# Ridgid R4512



## mjadams61 (Jan 1, 2016)

Well I had the saw for over 6 months (the 2nd one that is, had the 1st one less than a week). So far its been a great table saw after getting everything lined up its been cutting straight with no problems. I am just a hobbyist but I have cut maple and walnut slabs that been 2"-2 1/2" thick with no problems plus plywood and some lumber. I am planning on converting it to 220 volt to let it have its own dedicated circuit.

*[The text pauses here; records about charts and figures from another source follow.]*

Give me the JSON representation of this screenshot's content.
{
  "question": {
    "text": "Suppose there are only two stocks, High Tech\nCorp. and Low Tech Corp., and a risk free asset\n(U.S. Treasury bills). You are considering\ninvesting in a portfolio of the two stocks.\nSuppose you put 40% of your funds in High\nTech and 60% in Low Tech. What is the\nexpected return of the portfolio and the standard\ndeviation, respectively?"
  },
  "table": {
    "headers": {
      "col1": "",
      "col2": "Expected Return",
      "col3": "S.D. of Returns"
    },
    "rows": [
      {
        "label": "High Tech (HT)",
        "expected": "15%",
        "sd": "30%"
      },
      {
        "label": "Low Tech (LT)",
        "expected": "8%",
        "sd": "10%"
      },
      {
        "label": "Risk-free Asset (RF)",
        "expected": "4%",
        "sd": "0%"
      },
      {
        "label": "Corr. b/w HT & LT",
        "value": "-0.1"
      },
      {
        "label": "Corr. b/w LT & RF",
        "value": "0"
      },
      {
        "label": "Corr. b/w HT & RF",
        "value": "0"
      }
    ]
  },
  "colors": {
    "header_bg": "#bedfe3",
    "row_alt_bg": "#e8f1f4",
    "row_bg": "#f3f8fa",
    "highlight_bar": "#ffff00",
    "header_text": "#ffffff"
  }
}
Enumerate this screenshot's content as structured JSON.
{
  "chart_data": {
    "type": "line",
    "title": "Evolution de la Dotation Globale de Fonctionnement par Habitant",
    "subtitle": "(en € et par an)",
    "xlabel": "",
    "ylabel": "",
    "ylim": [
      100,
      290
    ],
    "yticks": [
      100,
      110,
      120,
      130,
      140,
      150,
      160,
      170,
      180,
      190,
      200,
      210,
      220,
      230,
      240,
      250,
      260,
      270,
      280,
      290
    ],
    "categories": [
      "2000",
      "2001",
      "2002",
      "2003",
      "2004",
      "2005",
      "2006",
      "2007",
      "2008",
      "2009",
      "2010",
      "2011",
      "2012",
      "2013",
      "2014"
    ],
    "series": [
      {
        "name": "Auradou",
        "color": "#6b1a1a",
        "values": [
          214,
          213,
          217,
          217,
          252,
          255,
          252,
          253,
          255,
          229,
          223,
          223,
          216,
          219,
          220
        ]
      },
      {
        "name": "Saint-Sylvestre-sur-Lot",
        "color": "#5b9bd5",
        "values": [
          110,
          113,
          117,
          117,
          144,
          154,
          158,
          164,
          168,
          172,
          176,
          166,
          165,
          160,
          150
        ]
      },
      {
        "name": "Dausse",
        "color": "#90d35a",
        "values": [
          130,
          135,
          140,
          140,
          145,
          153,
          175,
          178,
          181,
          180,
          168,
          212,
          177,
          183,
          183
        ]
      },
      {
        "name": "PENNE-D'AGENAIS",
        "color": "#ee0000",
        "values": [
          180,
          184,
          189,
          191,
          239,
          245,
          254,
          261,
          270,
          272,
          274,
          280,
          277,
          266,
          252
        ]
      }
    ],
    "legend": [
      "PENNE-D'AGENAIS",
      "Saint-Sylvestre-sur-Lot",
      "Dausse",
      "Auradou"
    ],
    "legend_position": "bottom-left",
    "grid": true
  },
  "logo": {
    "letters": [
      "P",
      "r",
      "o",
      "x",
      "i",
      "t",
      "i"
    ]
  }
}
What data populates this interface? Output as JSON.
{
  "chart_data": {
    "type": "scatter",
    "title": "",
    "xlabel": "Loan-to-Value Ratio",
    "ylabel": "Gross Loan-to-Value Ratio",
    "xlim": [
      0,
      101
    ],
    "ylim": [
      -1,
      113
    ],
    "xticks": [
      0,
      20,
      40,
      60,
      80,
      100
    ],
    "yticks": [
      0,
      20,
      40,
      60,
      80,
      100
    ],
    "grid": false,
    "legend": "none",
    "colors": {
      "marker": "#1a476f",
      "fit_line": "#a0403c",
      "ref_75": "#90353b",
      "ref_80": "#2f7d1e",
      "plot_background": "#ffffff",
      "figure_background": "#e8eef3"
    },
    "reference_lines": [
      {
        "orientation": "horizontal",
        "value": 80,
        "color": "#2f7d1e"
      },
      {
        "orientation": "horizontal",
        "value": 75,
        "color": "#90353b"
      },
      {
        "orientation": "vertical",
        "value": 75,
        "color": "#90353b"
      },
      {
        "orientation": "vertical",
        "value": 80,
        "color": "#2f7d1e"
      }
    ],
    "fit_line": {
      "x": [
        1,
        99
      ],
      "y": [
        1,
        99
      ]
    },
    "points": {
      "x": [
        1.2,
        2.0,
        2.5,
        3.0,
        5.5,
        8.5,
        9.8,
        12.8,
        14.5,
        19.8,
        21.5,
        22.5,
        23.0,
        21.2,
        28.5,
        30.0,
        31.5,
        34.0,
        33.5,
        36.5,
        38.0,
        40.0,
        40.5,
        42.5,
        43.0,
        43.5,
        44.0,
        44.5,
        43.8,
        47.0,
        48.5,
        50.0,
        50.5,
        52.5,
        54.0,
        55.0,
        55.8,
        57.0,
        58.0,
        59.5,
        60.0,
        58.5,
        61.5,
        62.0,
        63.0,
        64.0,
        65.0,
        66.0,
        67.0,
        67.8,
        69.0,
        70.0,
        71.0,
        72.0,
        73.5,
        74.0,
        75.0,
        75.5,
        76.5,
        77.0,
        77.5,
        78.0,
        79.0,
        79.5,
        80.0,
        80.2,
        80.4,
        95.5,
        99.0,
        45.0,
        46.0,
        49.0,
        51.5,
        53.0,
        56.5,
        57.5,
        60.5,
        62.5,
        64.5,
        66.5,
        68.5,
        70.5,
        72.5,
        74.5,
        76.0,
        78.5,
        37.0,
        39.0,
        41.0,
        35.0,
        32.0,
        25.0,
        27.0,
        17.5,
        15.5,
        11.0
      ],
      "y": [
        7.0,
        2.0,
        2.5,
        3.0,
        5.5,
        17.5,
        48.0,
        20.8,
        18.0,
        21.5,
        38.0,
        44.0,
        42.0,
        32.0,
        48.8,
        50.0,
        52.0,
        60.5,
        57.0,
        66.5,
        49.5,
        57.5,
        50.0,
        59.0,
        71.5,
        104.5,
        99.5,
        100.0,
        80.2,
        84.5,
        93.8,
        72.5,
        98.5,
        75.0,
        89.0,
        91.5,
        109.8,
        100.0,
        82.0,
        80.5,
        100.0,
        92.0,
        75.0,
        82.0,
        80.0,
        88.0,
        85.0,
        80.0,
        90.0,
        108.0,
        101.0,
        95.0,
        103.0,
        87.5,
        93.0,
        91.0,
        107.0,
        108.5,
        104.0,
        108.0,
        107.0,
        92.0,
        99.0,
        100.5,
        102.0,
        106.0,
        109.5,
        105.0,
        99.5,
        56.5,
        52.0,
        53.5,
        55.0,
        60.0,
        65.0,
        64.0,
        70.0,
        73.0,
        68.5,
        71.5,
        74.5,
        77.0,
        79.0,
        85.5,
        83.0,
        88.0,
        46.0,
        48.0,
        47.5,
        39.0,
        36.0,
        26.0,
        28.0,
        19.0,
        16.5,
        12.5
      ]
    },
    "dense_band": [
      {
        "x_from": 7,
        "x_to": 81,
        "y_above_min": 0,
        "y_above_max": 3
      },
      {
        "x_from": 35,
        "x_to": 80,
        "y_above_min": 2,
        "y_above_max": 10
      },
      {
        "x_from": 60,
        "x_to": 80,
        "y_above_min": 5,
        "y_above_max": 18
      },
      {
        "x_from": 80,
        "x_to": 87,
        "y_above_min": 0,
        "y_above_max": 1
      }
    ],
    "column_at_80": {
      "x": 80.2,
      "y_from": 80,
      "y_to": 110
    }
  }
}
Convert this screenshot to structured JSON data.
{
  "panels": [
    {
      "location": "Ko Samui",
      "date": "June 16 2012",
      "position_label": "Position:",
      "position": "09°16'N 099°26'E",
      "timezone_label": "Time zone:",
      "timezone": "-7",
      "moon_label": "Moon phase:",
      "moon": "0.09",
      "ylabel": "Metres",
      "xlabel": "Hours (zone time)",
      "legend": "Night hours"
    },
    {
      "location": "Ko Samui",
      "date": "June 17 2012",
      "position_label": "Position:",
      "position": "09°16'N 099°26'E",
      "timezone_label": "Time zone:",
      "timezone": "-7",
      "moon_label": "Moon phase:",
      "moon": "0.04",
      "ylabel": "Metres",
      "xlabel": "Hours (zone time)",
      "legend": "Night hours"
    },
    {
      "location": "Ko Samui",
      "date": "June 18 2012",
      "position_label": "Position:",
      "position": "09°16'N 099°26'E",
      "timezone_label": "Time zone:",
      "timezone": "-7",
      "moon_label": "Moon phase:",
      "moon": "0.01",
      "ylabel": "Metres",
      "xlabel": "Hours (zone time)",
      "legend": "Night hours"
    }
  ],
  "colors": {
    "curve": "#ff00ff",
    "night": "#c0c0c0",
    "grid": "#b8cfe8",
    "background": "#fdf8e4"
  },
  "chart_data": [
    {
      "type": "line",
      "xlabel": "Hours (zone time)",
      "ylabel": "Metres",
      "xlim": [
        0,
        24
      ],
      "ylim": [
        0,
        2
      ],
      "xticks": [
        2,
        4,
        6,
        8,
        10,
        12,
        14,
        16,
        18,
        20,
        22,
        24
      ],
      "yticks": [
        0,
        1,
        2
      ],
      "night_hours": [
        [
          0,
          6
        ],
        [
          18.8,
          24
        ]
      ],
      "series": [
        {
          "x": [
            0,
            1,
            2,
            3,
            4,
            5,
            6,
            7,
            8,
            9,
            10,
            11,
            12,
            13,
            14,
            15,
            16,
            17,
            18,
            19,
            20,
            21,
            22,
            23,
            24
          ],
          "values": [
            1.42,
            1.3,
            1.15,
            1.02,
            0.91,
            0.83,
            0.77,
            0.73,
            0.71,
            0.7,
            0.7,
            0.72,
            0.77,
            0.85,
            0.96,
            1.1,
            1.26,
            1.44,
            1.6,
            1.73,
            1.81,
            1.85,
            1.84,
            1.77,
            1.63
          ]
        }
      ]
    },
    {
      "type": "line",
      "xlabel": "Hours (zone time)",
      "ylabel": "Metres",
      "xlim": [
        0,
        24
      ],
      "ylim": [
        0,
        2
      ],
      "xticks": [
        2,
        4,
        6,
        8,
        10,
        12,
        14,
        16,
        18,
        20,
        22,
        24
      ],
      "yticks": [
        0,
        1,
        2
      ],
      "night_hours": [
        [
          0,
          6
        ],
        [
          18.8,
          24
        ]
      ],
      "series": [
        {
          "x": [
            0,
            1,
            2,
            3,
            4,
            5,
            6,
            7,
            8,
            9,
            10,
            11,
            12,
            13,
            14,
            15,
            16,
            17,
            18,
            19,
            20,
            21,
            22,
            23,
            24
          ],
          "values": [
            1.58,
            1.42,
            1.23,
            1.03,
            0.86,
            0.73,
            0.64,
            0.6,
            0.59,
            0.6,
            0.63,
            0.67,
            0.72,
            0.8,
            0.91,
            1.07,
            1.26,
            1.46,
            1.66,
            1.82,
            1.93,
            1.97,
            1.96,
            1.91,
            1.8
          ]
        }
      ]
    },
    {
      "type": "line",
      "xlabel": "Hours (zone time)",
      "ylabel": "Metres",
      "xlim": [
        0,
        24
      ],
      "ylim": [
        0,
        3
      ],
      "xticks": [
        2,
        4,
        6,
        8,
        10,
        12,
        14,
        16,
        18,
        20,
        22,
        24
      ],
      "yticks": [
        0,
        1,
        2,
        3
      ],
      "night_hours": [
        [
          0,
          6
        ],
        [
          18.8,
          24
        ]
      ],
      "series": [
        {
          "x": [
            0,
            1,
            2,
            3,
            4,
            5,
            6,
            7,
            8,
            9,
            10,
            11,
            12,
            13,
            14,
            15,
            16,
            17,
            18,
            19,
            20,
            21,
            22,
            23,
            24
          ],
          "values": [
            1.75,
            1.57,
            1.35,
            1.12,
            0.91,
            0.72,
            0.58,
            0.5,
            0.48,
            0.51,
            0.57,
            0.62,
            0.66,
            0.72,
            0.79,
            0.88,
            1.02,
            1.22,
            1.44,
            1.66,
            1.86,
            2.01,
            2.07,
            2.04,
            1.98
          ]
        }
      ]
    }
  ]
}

I did have a ridgid shop vac on it as a dust collector but I just bought one of them wen wall mount dust collector thats rated at 660cfm and I am in the middle of getting that set up and would had finish today but it started raining. Will do a review on the wen dust collector and post some pics too on the setup I am doing with it later .


----------



## sanchez (Feb 18, 2010)

I've had that saw for about 8 years. It's served me well.


----------



## ChiknNutz (Apr 22, 2011)

I had one for several years and liked it well. I found it did struggle at times with thicker stuff like what you posted originally, but was acceptable. Dust collection was pretty decent, though not as good as the Grizzly I have now. I very much liked the incorporated mobile base.


----------



## DerlC (Mar 5, 2013)

Yeah, I've had that saw for about 7 years and I really do like it.:vs_cool::vs_coffee:


----------